VAPOR

Vehicle for Atmospheric Probing and Outspread Research

Instruments

From the concepts, we now have masses and dimensions for each set of instruments required for the atmospheric vehicle. These were set in a layer and the blimp built around it.

Power System

This is the power use profile for the blimp when relying on its battery on the night side of Venus. This gives 4 days of data gathering at the normal altitude, before the air currents push the blimp back into the day side. During the deployment, power is still being routed to the instruments to take data from the deployment altitude.

Thermal management System

  • Active only at 50 km altitude on the day side
  • Cooling 100 W of power use plus 280 W from ambient temperature
  • Peltier modules covering 0.658 m2 required to cool to 300 K
  • 5 kg assigned for modules and heat pipes

Descent and Deployment

  • COPV vessel at 202.8 bar to contain N2 to fill envelope
  • Thermite to reheat gas from 55 K to ambient after pressure drop
  • Parachute of 5.5 m diameter to slow descent to 10 minutes
  • The blimp starts deployment at 65 km altitude, using a parachute of 5.5 m diameter to slow the descent. The envelope then takes 10 minutes to inflate while it falls, COPV filled with nitrogen to start pressurising the envelope. The envelope will be fully expanded at 55 km, with empty ballast tanks. Due to the pressure drop, the nitrogen temperature drops to 55 K, so a channel of thermite is lit upon release of the gas to restore the temperature.

Stowed CAD Drawing

Here’s the assembly drawing for the blimp before deployment. You can see why the nitrogen is stored at such a high pressure, it’s size is a considerable proportion of the volume available in the aeroshell. The thermite channel is located here, with the payload bay situated above.

Deployed CAD Drawing

3 chambers: 2 fore/aft CO2 bladders and main. Main envelope inflates up to 520 m3, at 55 km. The lower cross section shows the volume of each of the tanks at the lower altitude, where the ballast is fully inflated with atmosphere. The nitrogen mass inside the main envelope remains constant. Bladders inflate up to Pressurised 357 Pa above ambient. Dyneema is 0.076 mm thick, storable in 41L.

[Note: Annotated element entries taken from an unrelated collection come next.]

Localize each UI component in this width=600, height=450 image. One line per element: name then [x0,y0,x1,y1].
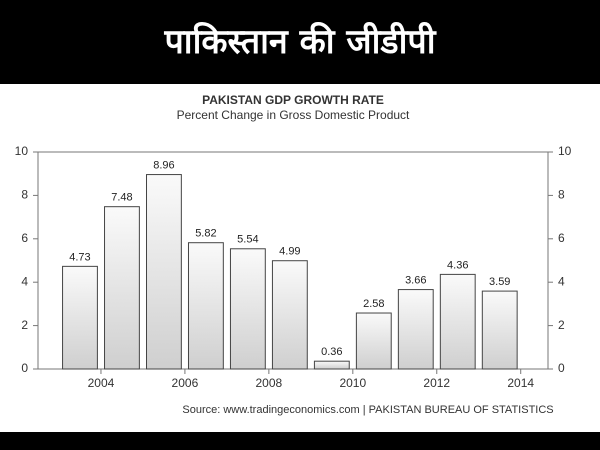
bar [187,242,224,370]
bar [439,273,476,370]
bar [104,206,140,370]
x-tick-label: 2004 [88,376,115,390]
bar [146,174,182,370]
value-label: 4.73 [69,251,90,263]
y-tick-label: 6 [21,231,28,245]
value-label: 8.96 [153,159,174,171]
bar [271,260,308,370]
y2-tick-label: 6 [558,231,565,245]
y-tick-label: 4 [21,274,28,288]
chart: PAKISTAN GDP GROWTH RATE Percent Change … [15,93,572,416]
y2-tick-label: 4 [558,274,565,288]
chart-subtitle: Percent Change in Gross Domestic Product [177,108,410,122]
y-tick-label: 8 [21,188,28,202]
value-label: 4.99 [279,246,300,258]
y-tick-label: 10 [15,144,29,158]
bar [313,360,350,370]
value-label: 3.59 [489,276,510,288]
x-tick-label: 2012 [423,376,450,390]
x-tick-label: 2014 [507,376,534,390]
y-tick-label: 2 [21,318,28,332]
bar [229,248,266,370]
chart-title: PAKISTAN GDP GROWTH RATE [202,93,384,107]
value-label: 3.66 [405,274,426,286]
x-tick-label: 2008 [256,376,283,390]
chart-panel: PAKISTAN GDP GROWTH RATE Percent Change … [0,84,600,432]
y-tick-label: 0 [21,361,28,375]
value-label: 5.54 [237,234,258,246]
x-tick-label: 2006 [172,376,199,390]
bar [62,265,98,370]
value-label: 5.82 [195,228,216,240]
header-title: पाकिस्तान की जीडीपी [0,0,600,84]
value-label: 0.36 [321,346,342,358]
value-label: 7.48 [111,192,132,204]
y2-tick-label: 10 [558,144,572,158]
y2-tick-label: 2 [558,318,565,332]
chart-source: Source: www.tradingeconomics.com | PAKIS… [182,404,553,416]
bar [397,289,434,370]
bar [481,290,518,370]
bar [355,312,392,370]
y2-tick-label: 0 [558,361,565,375]
x-tick-label: 2010 [339,376,366,390]
value-label: 4.36 [447,259,468,271]
y2-tick-label: 8 [558,188,565,202]
value-label: 2.58 [363,298,384,310]
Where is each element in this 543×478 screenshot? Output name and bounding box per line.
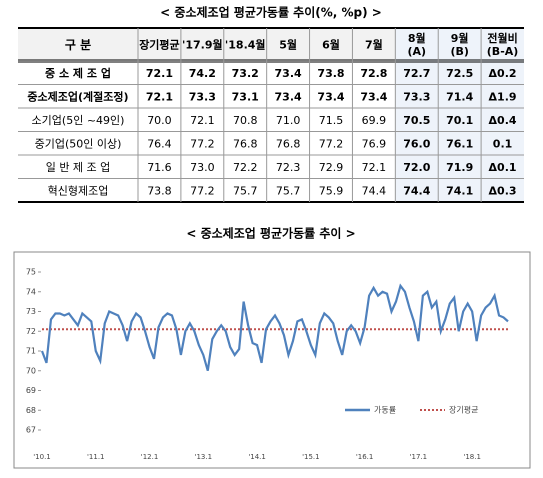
row-label: 중소제조업(계절조정) (27, 89, 128, 103)
table: 구 분 장기평균 '17.9월 '18.4월 5월 6월 7월 8월 (A) 9월 (B) 전월비 (B… (18, 27, 524, 203)
table-cell: 77.2 (190, 137, 215, 150)
table-cell: 77.2 (319, 137, 344, 150)
legend-label: 가동률 (374, 406, 396, 415)
table-cell: Δ1.9 (489, 90, 517, 103)
x-tick-label: '11.1 (87, 453, 105, 461)
chart-title: < 중소제조업 평균가동률 추이 > (186, 226, 355, 241)
header-cell: 장기평균 (139, 38, 179, 52)
x-tick-label: '16.1 (356, 453, 374, 461)
table-cell: 73.3 (403, 90, 430, 103)
table-cell: 76.9 (362, 137, 387, 150)
x-tick-label: '13.1 (195, 453, 213, 461)
chart: 67 68 69 70 71 72 73 74 75 '10.1 '11.1 '12.1 '13.1 '1… (26, 268, 509, 461)
y-tick-label: 68 (26, 406, 36, 415)
table-cell: 72.7 (403, 67, 430, 80)
table-cell: 71.6 (147, 161, 172, 174)
table-cell: 75.7 (276, 184, 301, 197)
table-cell: 72.1 (362, 161, 387, 174)
table-cell: 73.2 (232, 67, 259, 80)
table-cell: 74.1 (446, 184, 473, 197)
y-tick-label: 73 (26, 307, 36, 316)
chart-frame (13, 251, 531, 469)
table-cell: 76.8 (233, 137, 258, 150)
table-cell: 71.5 (319, 114, 344, 127)
table-cell: 72.1 (146, 90, 173, 103)
table-cell: 73.8 (147, 184, 172, 197)
table-cell: 71.4 (446, 90, 473, 103)
x-tick-label: '12.1 (141, 453, 159, 461)
table-cell: 72.5 (446, 67, 473, 80)
table-cell: 73.4 (360, 90, 387, 103)
table-cell: 72.2 (233, 161, 258, 174)
y-tick-label: 71 (26, 347, 36, 356)
table-cell: 77.2 (190, 184, 215, 197)
header-cell: '18.4월 (225, 38, 266, 52)
table-cell: Δ0.1 (489, 161, 517, 174)
table-cell: 72.3 (276, 161, 301, 174)
table-cell: 73.4 (275, 90, 302, 103)
table-cell: 74.2 (189, 67, 216, 80)
table-cell: 72.8 (360, 67, 387, 80)
table-cell: Δ0.2 (489, 67, 517, 80)
table-cell: 73.4 (275, 67, 302, 80)
y-tick-label: 72 (26, 327, 36, 336)
legend-label: 장기평균 (449, 405, 478, 415)
table-cell: 74.4 (403, 184, 430, 197)
table-cell: 76.8 (276, 137, 301, 150)
table-cell: 72.9 (319, 161, 344, 174)
table-cell: 73.3 (189, 90, 216, 103)
row-label: 중 소 제 조 업 (45, 66, 111, 80)
x-tick-label: '15.1 (302, 453, 320, 461)
y-tick-label: 75 (26, 268, 36, 277)
y-tick-label: 67 (26, 426, 36, 435)
header-cell: 8월 (A) (407, 31, 426, 58)
table-title: < 중소제조업 평균가동률 추이(%, %p) > (160, 5, 382, 20)
table-cell: 70.8 (233, 114, 258, 127)
table-cell: 74.4 (362, 184, 387, 197)
table-cell: 73.4 (317, 90, 344, 103)
table-cell: 75.7 (233, 184, 258, 197)
row-label: 일 반 제 조 업 (46, 160, 111, 174)
table-cell: Δ0.4 (489, 114, 517, 127)
table-cell: 75.9 (319, 184, 344, 197)
y-tick-label: 69 (26, 386, 36, 395)
table-cell: 70.5 (403, 114, 430, 127)
header-cell: '17.9월 (182, 38, 223, 52)
row-label: 혁신형제조업 (48, 184, 109, 197)
series-line (40, 283, 509, 372)
table-cell: 73.0 (190, 161, 215, 174)
table-cell: 70.1 (446, 114, 473, 127)
table-cell: 69.9 (362, 114, 387, 127)
table-cell: 71.0 (276, 114, 301, 127)
table-cell: 0.1 (493, 137, 513, 150)
x-tick-label: '10.1 (33, 453, 51, 461)
y-tick-label: 74 (26, 287, 36, 296)
header-cell: 5월 (279, 38, 297, 52)
row-label: 중기업(50인 이상) (35, 137, 122, 150)
row-label: 소기업(5인 ~49인) (32, 114, 125, 127)
table-cell: 76.0 (403, 137, 430, 150)
table-cell: 72.1 (190, 114, 215, 127)
table-cell: 73.8 (317, 67, 344, 80)
header-cell: 6월 (322, 38, 340, 52)
table-cell: 73.1 (232, 90, 259, 103)
x-tick-label: '18.1 (463, 453, 481, 461)
header-cell: 전월비 (B-A) (487, 31, 519, 58)
header-cell: 7월 (365, 38, 383, 52)
table-cell: 76.4 (147, 137, 172, 150)
table-cell: 76.1 (446, 137, 473, 150)
header-cell: 구 분 (65, 38, 91, 52)
table-cell: 71.9 (446, 161, 473, 174)
highlight-bg (395, 28, 524, 202)
table-cell: 72.0 (403, 161, 430, 174)
x-tick-label: '17.1 (410, 453, 428, 461)
y-tick-label: 70 (26, 366, 36, 375)
table-cell: 70.0 (147, 114, 172, 127)
header-cell: 9월 (B) (450, 31, 468, 58)
x-tick-label: '14.1 (248, 453, 266, 461)
table-cell: Δ0.3 (489, 184, 517, 197)
table-cell: 72.1 (146, 67, 173, 80)
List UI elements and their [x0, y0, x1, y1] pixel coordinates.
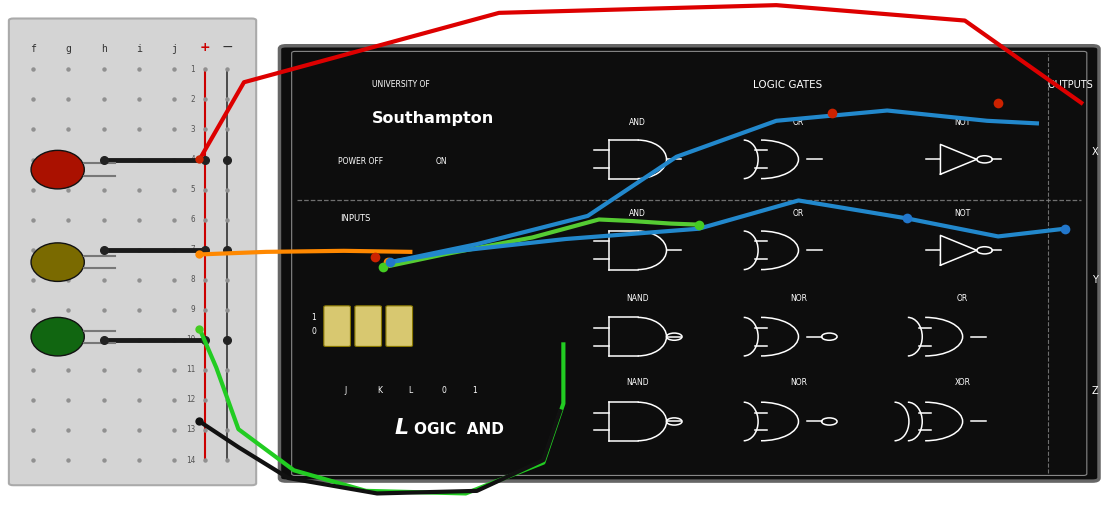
Text: XOR: XOR	[955, 378, 970, 388]
Text: 9: 9	[191, 305, 195, 314]
Text: 0: 0	[441, 386, 446, 395]
Text: 12: 12	[186, 395, 195, 405]
Text: OR: OR	[793, 209, 804, 218]
Text: Y: Y	[1091, 275, 1098, 285]
Text: NOT: NOT	[955, 118, 970, 127]
Text: 1: 1	[191, 65, 195, 74]
Text: 10: 10	[186, 335, 195, 344]
Text: OR: OR	[957, 293, 968, 303]
Text: UNIVERSITY OF: UNIVERSITY OF	[372, 80, 429, 89]
Text: 6: 6	[191, 215, 195, 224]
Ellipse shape	[31, 151, 84, 189]
Text: 2: 2	[191, 95, 195, 104]
Text: i: i	[136, 44, 142, 54]
Text: NOT: NOT	[955, 209, 970, 218]
Text: 11: 11	[186, 365, 195, 374]
Text: NAND: NAND	[627, 378, 649, 388]
Text: −: −	[222, 40, 233, 54]
Text: LOGIC GATES: LOGIC GATES	[753, 80, 822, 90]
Text: AND: AND	[629, 118, 647, 127]
Text: 1: 1	[312, 313, 316, 322]
Text: 4: 4	[191, 155, 195, 164]
Ellipse shape	[31, 243, 84, 282]
Text: NAND: NAND	[627, 293, 649, 303]
Text: 1: 1	[472, 386, 477, 395]
Text: J: J	[345, 386, 347, 395]
Text: 14: 14	[186, 455, 195, 465]
FancyBboxPatch shape	[9, 19, 256, 485]
Text: OGIC  AND: OGIC AND	[414, 423, 503, 437]
Text: NOR: NOR	[790, 293, 807, 303]
Text: L: L	[408, 386, 413, 395]
Text: h: h	[101, 44, 106, 54]
Text: 0: 0	[312, 327, 316, 336]
Text: 7: 7	[191, 245, 195, 254]
Text: POWER OFF: POWER OFF	[338, 157, 384, 167]
Text: AND: AND	[629, 209, 647, 218]
Text: X: X	[1091, 146, 1098, 157]
Text: 5: 5	[191, 185, 195, 194]
FancyBboxPatch shape	[386, 306, 413, 346]
Text: L: L	[395, 418, 409, 438]
FancyBboxPatch shape	[279, 46, 1099, 481]
Text: OR: OR	[793, 118, 804, 127]
Text: g: g	[65, 44, 71, 54]
Text: 8: 8	[191, 275, 195, 284]
Text: NOR: NOR	[790, 378, 807, 388]
Text: Southampton: Southampton	[372, 111, 494, 126]
Text: 3: 3	[191, 125, 195, 134]
Ellipse shape	[31, 317, 84, 356]
Text: j: j	[171, 44, 177, 54]
Text: +: +	[200, 41, 211, 54]
Text: Z: Z	[1091, 386, 1098, 396]
Text: K: K	[377, 386, 381, 395]
FancyBboxPatch shape	[355, 306, 381, 346]
Text: ON: ON	[436, 157, 447, 167]
Text: INPUTS: INPUTS	[340, 214, 370, 223]
Text: 13: 13	[186, 426, 195, 434]
Text: OUTPUTS: OUTPUTS	[1047, 80, 1093, 90]
Text: f: f	[30, 44, 37, 54]
FancyBboxPatch shape	[324, 306, 350, 346]
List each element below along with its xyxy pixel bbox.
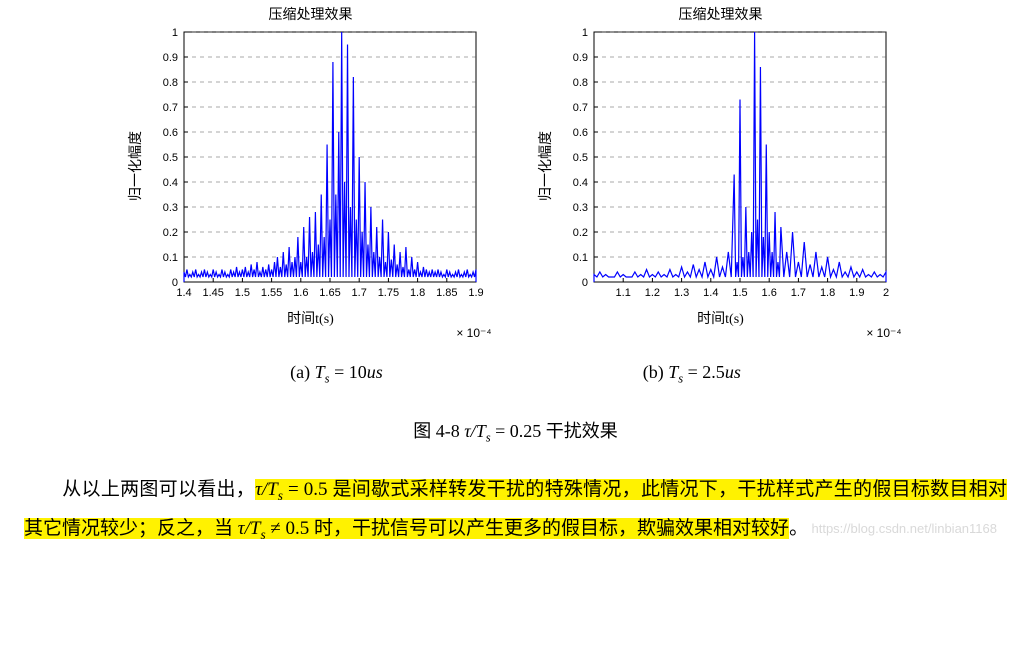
hl-tau1: τ	[255, 479, 262, 500]
svg-text:0.3: 0.3	[572, 202, 587, 214]
chart-b-xlabel: 时间t(s)	[697, 308, 744, 328]
svg-text:1.1: 1.1	[615, 287, 630, 299]
svg-text:1.2: 1.2	[644, 287, 659, 299]
svg-text:0.2: 0.2	[572, 227, 587, 239]
svg-text:1.7: 1.7	[790, 287, 805, 299]
figcap-T: T	[476, 421, 486, 441]
subcap-b-prefix: (b)	[643, 362, 669, 382]
chart-a: 00.10.20.30.40.50.60.70.80.911.41.451.51…	[136, 26, 486, 306]
hl-T1: T	[267, 479, 278, 500]
svg-text:0.8: 0.8	[162, 77, 177, 89]
svg-text:0.5: 0.5	[572, 152, 587, 164]
para-tail: 。	[789, 518, 808, 539]
svg-text:0.8: 0.8	[572, 77, 587, 89]
subcap-a-prefix: (a)	[290, 362, 314, 382]
svg-text:0.2: 0.2	[162, 227, 177, 239]
svg-text:1.3: 1.3	[673, 287, 688, 299]
chart-a-title: 压缩处理效果	[269, 4, 353, 24]
svg-text:0.7: 0.7	[162, 102, 177, 114]
svg-text:0: 0	[581, 277, 587, 289]
svg-text:1.75: 1.75	[377, 287, 398, 299]
subcap-a-var: T	[315, 362, 325, 382]
svg-text:1: 1	[171, 27, 177, 39]
watermark: https://blog.csdn.net/linbian1168	[811, 516, 997, 542]
svg-text:0.9: 0.9	[162, 52, 177, 64]
svg-text:0.9: 0.9	[572, 52, 587, 64]
svg-text:0.7: 0.7	[572, 102, 587, 114]
svg-text:1.9: 1.9	[468, 287, 483, 299]
svg-text:1.4: 1.4	[176, 287, 191, 299]
chart-b-wrap: 压缩处理效果 0 0.1 0.2 0.3 0.4 0.5 0.6 0.7 0.8 0.9 1 1.1 1…	[546, 4, 896, 328]
figure-caption: 图 4-8 τ/Ts = 0.25 干扰效果	[0, 417, 1031, 446]
body-paragraph: 从以上两图可以看出，τ/Ts = 0.5 是间歇式采样转发干扰的特殊情况，此情况…	[24, 471, 1007, 548]
chart-a-wrap: 压缩处理效果 00.10.20.30.40.50.60.70.80.911.41…	[136, 4, 486, 328]
svg-text:1.65: 1.65	[319, 287, 340, 299]
hl-T2: T	[250, 518, 261, 539]
svg-text:0.5: 0.5	[162, 152, 177, 164]
svg-text:1.4: 1.4	[703, 287, 718, 299]
svg-text:0.4: 0.4	[572, 177, 587, 189]
para-lead: 从以上两图可以看出，	[62, 479, 255, 500]
svg-text:0.6: 0.6	[572, 127, 587, 139]
svg-text:1.6: 1.6	[293, 287, 308, 299]
svg-text:1.9: 1.9	[849, 287, 864, 299]
hl-tau2: τ	[238, 518, 245, 539]
subcaption-row: (a) Ts = 10us (b) Ts = 2.5us	[0, 362, 1031, 387]
svg-text:0.6: 0.6	[162, 127, 177, 139]
figure-row: 压缩处理效果 0 0.1 0.2 0.3 0.4 0.5 0.6 0.7 0.8 0.9 1 1.4 1…	[0, 0, 1031, 328]
subcap-a-rhs: = 10	[330, 362, 367, 382]
svg-text:1.8: 1.8	[409, 287, 424, 299]
hl-text2: ≠ 0.5 时，干扰信号可以产生更多的假目标，欺骗效果相对较好	[266, 518, 789, 539]
subcaption-a: (a) Ts = 10us	[290, 362, 383, 387]
svg-text:0.3: 0.3	[162, 202, 177, 214]
figcap-suffix: 干扰效果	[546, 421, 618, 441]
svg-text:0.1: 0.1	[572, 252, 587, 264]
svg-text:1.7: 1.7	[351, 287, 366, 299]
svg-text:2: 2	[882, 287, 888, 299]
figcap-prefix: 图 4-8	[413, 421, 464, 441]
subcap-b-unit: us	[725, 362, 741, 382]
chart-b: 0 0.1 0.2 0.3 0.4 0.5 0.6 0.7 0.8 0.9 1 1.1 1.2 1.3 1.…	[546, 26, 896, 306]
svg-text:1.5: 1.5	[732, 287, 747, 299]
subcap-b-var: T	[668, 362, 678, 382]
svg-text:0.4: 0.4	[162, 177, 177, 189]
svg-text:1.85: 1.85	[436, 287, 457, 299]
figcap-eq: = 0.25	[491, 421, 546, 441]
svg-text:1.5: 1.5	[234, 287, 249, 299]
subcap-b-rhs: = 2.5	[683, 362, 725, 382]
svg-text:1.55: 1.55	[260, 287, 281, 299]
chart-a-xlabel: 时间t(s)	[287, 308, 334, 328]
svg-text:0.1: 0.1	[162, 252, 177, 264]
svg-text:1.6: 1.6	[761, 287, 776, 299]
svg-text:1: 1	[581, 27, 587, 39]
chart-b-title: 压缩处理效果	[679, 4, 763, 24]
svg-text:1.45: 1.45	[202, 287, 223, 299]
svg-text:1.8: 1.8	[819, 287, 834, 299]
subcap-a-unit: us	[367, 362, 383, 382]
subcaption-b: (b) Ts = 2.5us	[643, 362, 741, 387]
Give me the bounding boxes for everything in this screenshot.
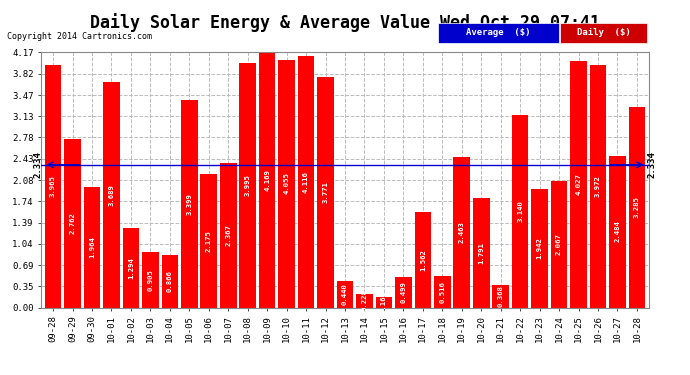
Bar [161, 255, 178, 308]
Bar [395, 277, 412, 308]
Text: 0.516: 0.516 [440, 281, 445, 303]
Bar [356, 294, 373, 308]
Bar [609, 156, 626, 308]
Text: 2.175: 2.175 [206, 230, 212, 252]
Bar [298, 56, 315, 308]
Text: 3.771: 3.771 [322, 181, 328, 203]
Bar [415, 212, 431, 308]
Text: 0.905: 0.905 [148, 269, 153, 291]
Text: 1.942: 1.942 [537, 237, 542, 259]
Text: 3.689: 3.689 [108, 184, 115, 206]
Bar [337, 280, 353, 308]
Text: 0.440: 0.440 [342, 283, 348, 305]
Text: 2.334: 2.334 [33, 152, 42, 178]
Text: Daily  ($): Daily ($) [577, 28, 630, 38]
Bar [317, 77, 334, 308]
Bar [434, 276, 451, 308]
Text: 4.055: 4.055 [284, 172, 290, 195]
Bar [181, 100, 197, 308]
Text: 2.484: 2.484 [615, 220, 620, 243]
Text: Copyright 2014 Cartronics.com: Copyright 2014 Cartronics.com [7, 32, 152, 41]
Text: 3.285: 3.285 [634, 196, 640, 218]
Bar [259, 53, 275, 308]
Text: 2.367: 2.367 [225, 224, 231, 246]
Text: 3.399: 3.399 [186, 193, 193, 214]
Text: 0.228: 0.228 [362, 290, 368, 312]
Text: Daily Solar Energy & Average Value Wed Oct 29 07:41: Daily Solar Energy & Average Value Wed O… [90, 13, 600, 32]
Text: 1.294: 1.294 [128, 257, 134, 279]
Bar [104, 82, 120, 308]
Text: 1.562: 1.562 [420, 249, 426, 271]
Text: 0.166: 0.166 [381, 291, 387, 314]
Bar [239, 63, 256, 308]
Bar [512, 116, 529, 308]
Text: 4.027: 4.027 [575, 173, 582, 195]
Bar [570, 61, 586, 308]
Bar [45, 65, 61, 308]
Text: 3.965: 3.965 [50, 176, 56, 197]
Text: 1.791: 1.791 [478, 242, 484, 264]
Text: 0.499: 0.499 [400, 281, 406, 303]
Bar [551, 181, 567, 308]
Bar [123, 228, 139, 308]
Bar [493, 285, 509, 308]
Text: 0.866: 0.866 [167, 270, 173, 292]
Text: 0.368: 0.368 [497, 285, 504, 307]
Text: 3.972: 3.972 [595, 175, 601, 197]
Bar [629, 106, 645, 308]
Bar [64, 139, 81, 308]
Text: 2.067: 2.067 [556, 233, 562, 255]
Text: 2.463: 2.463 [459, 221, 465, 243]
Bar [375, 297, 392, 307]
Text: 2.762: 2.762 [70, 212, 75, 234]
Text: 3.995: 3.995 [245, 174, 250, 196]
Text: 2.334: 2.334 [648, 152, 657, 178]
Bar [220, 163, 237, 308]
Bar [83, 188, 100, 308]
Bar [531, 189, 548, 308]
Text: 1.964: 1.964 [89, 237, 95, 258]
Bar [453, 157, 470, 308]
Text: Average  ($): Average ($) [466, 28, 531, 38]
Text: 4.116: 4.116 [303, 171, 309, 193]
Text: 4.169: 4.169 [264, 169, 270, 191]
Bar [590, 64, 607, 308]
Text: 3.140: 3.140 [517, 201, 523, 222]
Bar [142, 252, 159, 308]
Bar [201, 174, 217, 308]
Bar [473, 198, 489, 308]
Bar [278, 60, 295, 308]
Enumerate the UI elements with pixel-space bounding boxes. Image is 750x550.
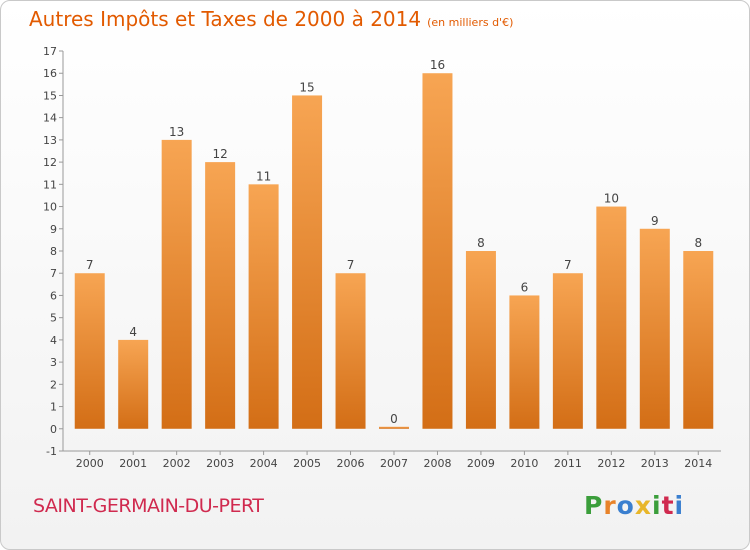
x-tick-label: 2003 [206,457,234,470]
bar [552,273,583,429]
y-tick-label: 15 [43,89,57,102]
bar [74,273,105,429]
y-tick-label: 8 [50,245,57,258]
bar [379,426,409,429]
data-label: 8 [477,236,485,250]
data-label: 10 [604,192,619,206]
data-label: 7 [86,258,94,272]
y-tick-label: 16 [43,67,57,80]
y-tick-label: 3 [50,356,57,369]
x-tick-label: 2000 [76,457,104,470]
data-label: 7 [347,258,355,272]
x-tick-label: 2005 [293,457,321,470]
proxiti-logo: Proxiti [584,491,684,520]
data-label: 12 [212,147,227,161]
x-tick-label: 2010 [510,457,538,470]
y-tick-label: 10 [43,201,57,214]
bar [161,139,192,429]
bar [639,228,670,429]
y-tick-label: 11 [43,178,57,191]
bar [248,184,279,429]
x-tick-label: 2002 [163,457,191,470]
bar [465,251,496,429]
data-label: 13 [169,125,184,139]
y-tick-label: 7 [50,267,57,280]
data-label: 6 [521,280,529,294]
bar [422,73,453,429]
municipality-name: SAINT-GERMAIN-DU-PERT [33,495,264,517]
y-tick-label: 13 [43,134,57,147]
bar [118,339,149,429]
data-label: 9 [651,214,659,228]
y-tick-label: 4 [50,334,57,347]
y-tick-label: 5 [50,312,57,325]
data-label: 15 [299,80,314,94]
logo-letter: P [584,491,604,520]
x-tick-label: 2004 [250,457,278,470]
x-tick-label: 2007 [380,457,408,470]
data-label: 16 [430,58,445,72]
chart-subtitle: (en milliers d'€) [427,16,514,29]
y-tick-label: 2 [50,378,57,391]
bar [683,251,714,429]
chart-title-text: Autres Impôts et Taxes de 2000 à 2014 [29,7,422,31]
logo-letter: r [603,491,617,520]
logo-letter: t [661,491,675,520]
x-tick-label: 2001 [119,457,147,470]
logo-letter: i [674,491,685,520]
y-tick-label: 14 [43,112,57,125]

A polymer membrane gas separator enables the envelope to be refilled by 1 % each day. At the current mass, the CO2 tanks are empty at the design altitude and fully expanded at the lower altitude. The motors at the side will be folded away for stowage. To meet the requirements for this vehicle, the directional control is done by using differential thrust on the motors to turn and stabilise the aircraft as opposed to using an empennage and rudder.